I need help checking my answers for my Inorganic chemistry course, and I've run into a few things that I am unsure of. I would very much appriciate if somebody could check my reasoning in this problem.

The task is to compare the LFSE of three pairs of metal complexes, and determine which complex has the highest LFSE. The pairs are:

[Cr(OH₂)₆]²⁺ vs. [Cr(OH₂)₆]²⁺
[CrCl₆]^3- vs. [Cr(NH₃)]³⁺
[Ni(OH₂)]²⁺ vs. [Ni(en)₃]³⁺

I have put down the electron configurations of the complexes as follows in the list below, and calculated the LFSE from the formula LFSE = -0,4x + 0,6y, if x is the number of electrons in the t_2g-orbitals, and y is the number of electrons in e_g-orbitals.

[Cr(OH₂)₆]²⁺: t_2g³e_g¹, LFSE = -0,6
[Cr(OH₂)₆]²⁺: t_2g³e_g⁰, LFSE = -1,2
[CrCl₆]^3-: t_2g³e_g⁰, LFSE = -1,2
[Cr(NH₃)]³⁺: t_2g³e_g⁰, LFSE = -1,2
Ni(OH₂)]²⁺: t_2g⁶e_g², LFSE = -1,2
[Ni(en)₃]³⁺: t_2g⁶e_g², LFSE = -1,2

As you can see, the last two pairs of complexes then have the same LFSE, which makes me think I have made a mistake somewhere.
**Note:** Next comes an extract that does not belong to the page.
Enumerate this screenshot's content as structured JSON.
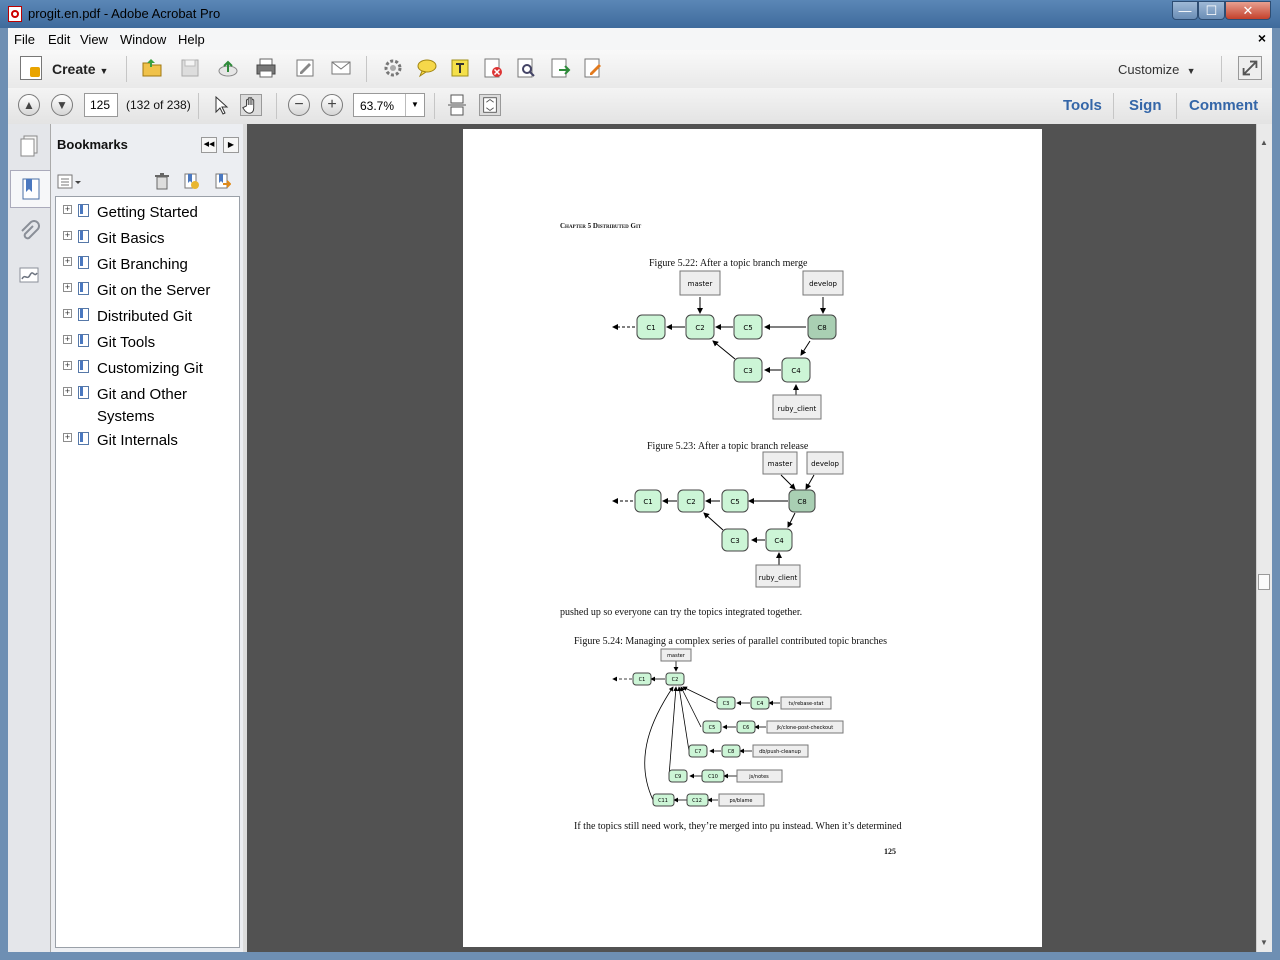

I am also concerned about the first pair, as a higher oxidation number is supposed to create a higher (more positive?) LFSE with the same ligands, and here the loss of a electron makes it lower.

Any feedback is much appreciated. Cheers!
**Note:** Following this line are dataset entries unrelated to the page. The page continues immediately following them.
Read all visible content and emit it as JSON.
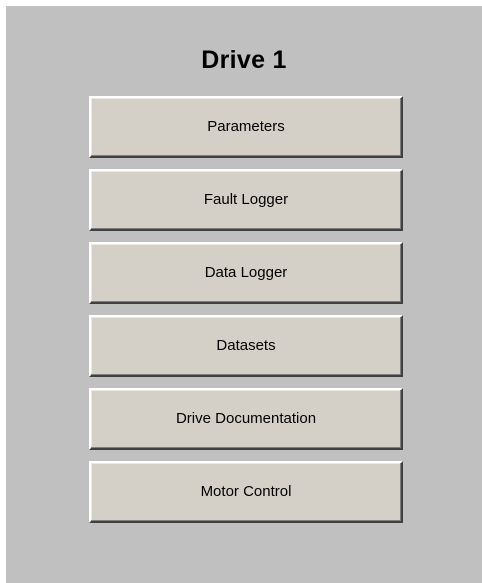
{
  "panel": {
    "title": "Drive 1"
  },
  "menu": {
    "items": [
      {
        "label": "Parameters"
      },
      {
        "label": "Fault Logger"
      },
      {
        "label": "Data Logger"
      },
      {
        "label": "Datasets"
      },
      {
        "label": "Drive Documentation"
      },
      {
        "label": "Motor Control"
      }
    ]
  },
  "colors": {
    "panel_background": "#c0c0c0",
    "button_face": "#d4d0c8"
  }
}
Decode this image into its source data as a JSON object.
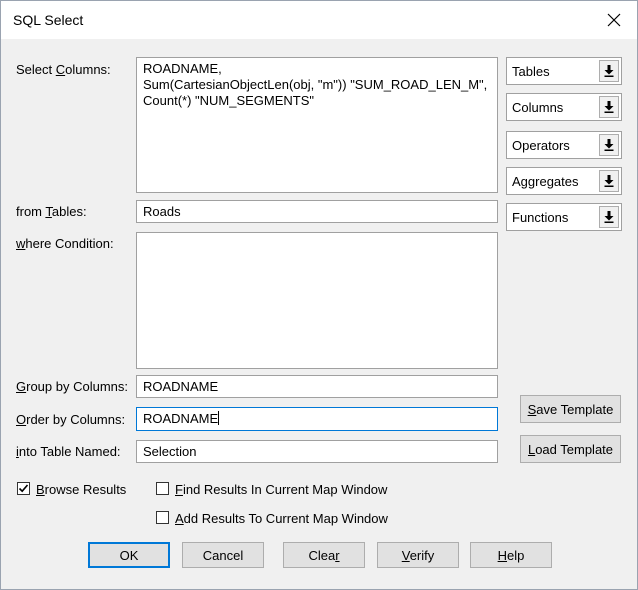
{
  "window": {
    "title": "SQL Select"
  },
  "labels": {
    "select_columns": "Select Columns:",
    "from_tables": "from Tables:",
    "where_condition": "where Condition:",
    "group_by": "Group by Columns:",
    "order_by": "Order by Columns:",
    "into_table": "into Table Named:"
  },
  "fields": {
    "select_columns": "ROADNAME,\nSum(CartesianObjectLen(obj, \"m\")) \"SUM_ROAD_LEN_M\",\nCount(*) \"NUM_SEGMENTS\"",
    "from_tables": "Roads",
    "where_condition": "",
    "group_by": "ROADNAME",
    "order_by": "ROADNAME",
    "into_table": "Selection"
  },
  "combos": [
    "Tables",
    "Columns",
    "Operators",
    "Aggregates",
    "Functions"
  ],
  "side_buttons": {
    "save_template": "Save Template",
    "load_template": "Load Template"
  },
  "checkboxes": {
    "browse_results": {
      "label": "Browse Results",
      "checked": true
    },
    "find_results": {
      "label": "Find Results In Current Map Window",
      "checked": false
    },
    "add_results": {
      "label": "Add Results To Current Map Window",
      "checked": false
    }
  },
  "buttons": {
    "ok": "OK",
    "cancel": "Cancel",
    "clear": "Clear",
    "verify": "Verify",
    "help": "Help"
  }
}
Title: Re: Comparing LFSE of transition metal complexes
Post by: mjc123 on August 03, 2020, 04:17:56 AM

Quote

[Cr(OH2)6]2+ vs. [Cr(OH2)6]2+

That's a difficult one! I suppose one of them should be 3+, in which case your answer looks right. (I also assume the Ni(en)₃ complex should be 2+ not 3+? And you have missed out a 6 in Cr(NH₃) and Ni(OH₂). Take more care.)

For the last two pairs, LFSE is the same multiple of Δ; you should consider which ligands give the greater magnitude of Δ.

Title: Re: Comparing LFSE of transition metal complexes
Post by: Triangel on August 10, 2020, 04:50:06 PM

Hi, and sorry for the late reply.

Quote from: mjc123 on August 03, 2020, 04:17:56 AM

Quote
[Cr(OH2)6]2+ vs. [Cr(OH2)6]2+
That's a difficult one! I suppose one of them should be 3+, in which case your answer looks right. (I also assume the Ni(en)₃ complex should be 2+ not 3+? And you have missed out a 6 in Cr(NH₃) and Ni(OH₂). Take more care.)

Yes, of course, the pairs should read as follows:

[Cr(OH₂)₆]⁺² vs. [Cr(OH₂)₆]⁺³
[CrCl₆]^3- vs. [Cr(NH₃)₆]⁺³
[Ni(OH₂)₆]⁺² vs. [Ni(en)₃]⁺³

I think I missed the higher oxidation state in [Ni(en)₃]⁺³ in the electron configuration too, so that should be one less electron in e_g.

Quote from: mjc123 on August 03, 2020, 04:17:56 AM

For the last two pairs, LFSE is the same multiple of Δ; you should consider which ligands give the greater magnitude of Δ.

That helps a lot. So since NH₃ is higher in the spectrochemical series than Cl, the LFSE of that complex should be higher, and the same reasoning goes for pair 3, where en > OH₂.

Thank you!

Title: Re: Comparing LFSE of transition metal complexes
Post by: mjc123 on August 10, 2020, 05:20:13 PM

Quote

and the same reasoning goes for pair 3, where en > OH2.

Well, the reasoning isn't the same if the en complex really is 3+

Title: Re: Comparing LFSE of transition metal complexes
Post by: Triangel on August 11, 2020, 03:22:19 AM

...I must have been tired last night. The question has the en complex as +2. Then the logic applies. Lesson learned, double check everything.